Infrastructure investment trusts have the potential to deliver steady, inflation beating returns, but most are heavily biased towards UK-based assets that are dependent on the local economy and political zeitgeist. When Global Diversified Infrastructure (LON: GDIV) floats on the London Stock Exchange later this month it will provide exposure to a number of different countries and enable investors in the sector to spread their risk.
GDIV will mainly invest in the sort of private (unlisted) infrastructure funds that are normally inaccessible to retail investors. The underlying projects will primarily be located in the US, Canada, Europe and the UK and will consist of a range of different assets including wind farms, toll roads to airports, schools and healthcare accommodation.
These types of projects have built up a good track record. Private infrastructure funds launched between 2004 and 2014 have delivered an attractive median net internal rate of return of 10% per annum. There are now more than 1,250 of these funds for the managers to choose from and between them they provide exposure to over 28,000 different assets.
The new vehicle will be managed by Gravis Capital Management, which already advises on funds worth £2.3bn. Most of this consists of specialist infrastructure mandates including the investment trusts: GCP Infrastructure (LON: GCP), GCP Student Living (LON: DIGS) and GCP Asset Backed Income (LON: GABI). The management fee will be 0.65% of NAV and there will be no performance fee, although there will be additional charges on the underlying funds.
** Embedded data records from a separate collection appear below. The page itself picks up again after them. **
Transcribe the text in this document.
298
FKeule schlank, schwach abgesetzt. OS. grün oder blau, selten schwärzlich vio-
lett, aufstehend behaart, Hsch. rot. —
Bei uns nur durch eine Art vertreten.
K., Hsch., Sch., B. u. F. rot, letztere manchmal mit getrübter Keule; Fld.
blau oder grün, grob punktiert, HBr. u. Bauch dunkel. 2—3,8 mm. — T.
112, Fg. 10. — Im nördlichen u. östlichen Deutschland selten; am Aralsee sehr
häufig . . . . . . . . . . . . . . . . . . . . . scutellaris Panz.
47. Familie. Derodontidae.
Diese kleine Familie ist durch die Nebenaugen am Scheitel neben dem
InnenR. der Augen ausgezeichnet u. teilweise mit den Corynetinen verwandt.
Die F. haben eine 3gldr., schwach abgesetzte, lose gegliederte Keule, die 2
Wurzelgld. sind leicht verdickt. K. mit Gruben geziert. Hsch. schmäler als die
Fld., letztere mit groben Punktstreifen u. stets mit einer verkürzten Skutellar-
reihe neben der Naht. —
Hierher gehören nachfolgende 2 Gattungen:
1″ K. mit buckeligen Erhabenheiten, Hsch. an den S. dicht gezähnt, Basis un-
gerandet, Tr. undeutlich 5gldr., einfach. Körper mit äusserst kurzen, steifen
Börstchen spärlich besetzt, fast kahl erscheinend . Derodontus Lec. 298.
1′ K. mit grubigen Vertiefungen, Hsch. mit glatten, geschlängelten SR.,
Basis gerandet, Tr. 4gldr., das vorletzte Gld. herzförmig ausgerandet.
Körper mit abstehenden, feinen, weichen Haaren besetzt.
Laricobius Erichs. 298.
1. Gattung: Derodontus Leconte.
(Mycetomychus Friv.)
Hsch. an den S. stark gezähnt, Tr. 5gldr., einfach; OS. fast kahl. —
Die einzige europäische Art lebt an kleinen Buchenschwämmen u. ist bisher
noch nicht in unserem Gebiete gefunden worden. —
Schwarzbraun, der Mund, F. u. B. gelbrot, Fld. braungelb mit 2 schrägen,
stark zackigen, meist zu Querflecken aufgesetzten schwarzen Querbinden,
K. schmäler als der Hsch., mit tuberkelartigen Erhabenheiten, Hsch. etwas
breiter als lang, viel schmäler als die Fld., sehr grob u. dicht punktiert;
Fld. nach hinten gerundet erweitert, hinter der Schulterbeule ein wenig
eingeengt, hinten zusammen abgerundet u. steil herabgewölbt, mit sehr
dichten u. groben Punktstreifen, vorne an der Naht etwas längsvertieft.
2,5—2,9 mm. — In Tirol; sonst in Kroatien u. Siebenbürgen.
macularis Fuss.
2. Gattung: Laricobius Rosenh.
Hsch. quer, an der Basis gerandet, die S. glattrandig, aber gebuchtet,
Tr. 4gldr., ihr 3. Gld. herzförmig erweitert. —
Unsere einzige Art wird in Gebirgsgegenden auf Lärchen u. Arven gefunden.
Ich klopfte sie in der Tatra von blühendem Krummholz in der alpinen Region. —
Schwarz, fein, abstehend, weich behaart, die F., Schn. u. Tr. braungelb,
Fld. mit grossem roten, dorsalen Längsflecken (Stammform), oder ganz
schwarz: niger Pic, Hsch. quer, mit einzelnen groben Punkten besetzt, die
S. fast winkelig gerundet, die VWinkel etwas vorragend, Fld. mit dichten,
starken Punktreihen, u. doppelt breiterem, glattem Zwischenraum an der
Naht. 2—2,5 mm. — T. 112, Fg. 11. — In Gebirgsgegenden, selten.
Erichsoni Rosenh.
The typical stake in each fund is expected to be £10m to £20m and it is likely that the initial capital will be substantially committed for investment within 8 months of the IPO. Once fully invested it will provide exposure to more than 100 underlying projects and these will be fairly evenly divided between energy generation, accommodation, transportation and regulated utilities.
Public sector infrastructure projects financed by private capital have become a controversial area in the UK following the announcement by the Labour party that they would be looking at bringing them back in-house if they form the next government. Elsewhere though there is a massive demand for this sort of arrangement. For example, President Trump’s $1.5 trillion infrastructure spending plan only includes $200bn of public finance with private investment making up the balance.
Global Diversified Infrastructure will take advantage of these opportunities and will aim to generate attractive total returns via a combination of capital growth and sustainable, growing distributions over the long-term. It is targeting returns of 8% to 10% per annum.
The issue price will be 100 pence per share and Gravis are hoping to raise a total of £200m. If all goes to plan they will pay a dividend of 3p in year one, followed by 4.5p in year two and then will increase the distributions over time.
According to data from Winterflood Securities, infrastructure investment trusts have generated an average share price total return of 58% in the last 5 years and they are now yielding an average of 5.1%. Global Diversified Infrastructure will add international exposure and provide a way to reduce the risks associated with the UK economy and political landscape.
If you want to invest from the outset you will need to get your application in to your broker by the 26th of March. The shares will then be admitted to the stock market on April 3rd.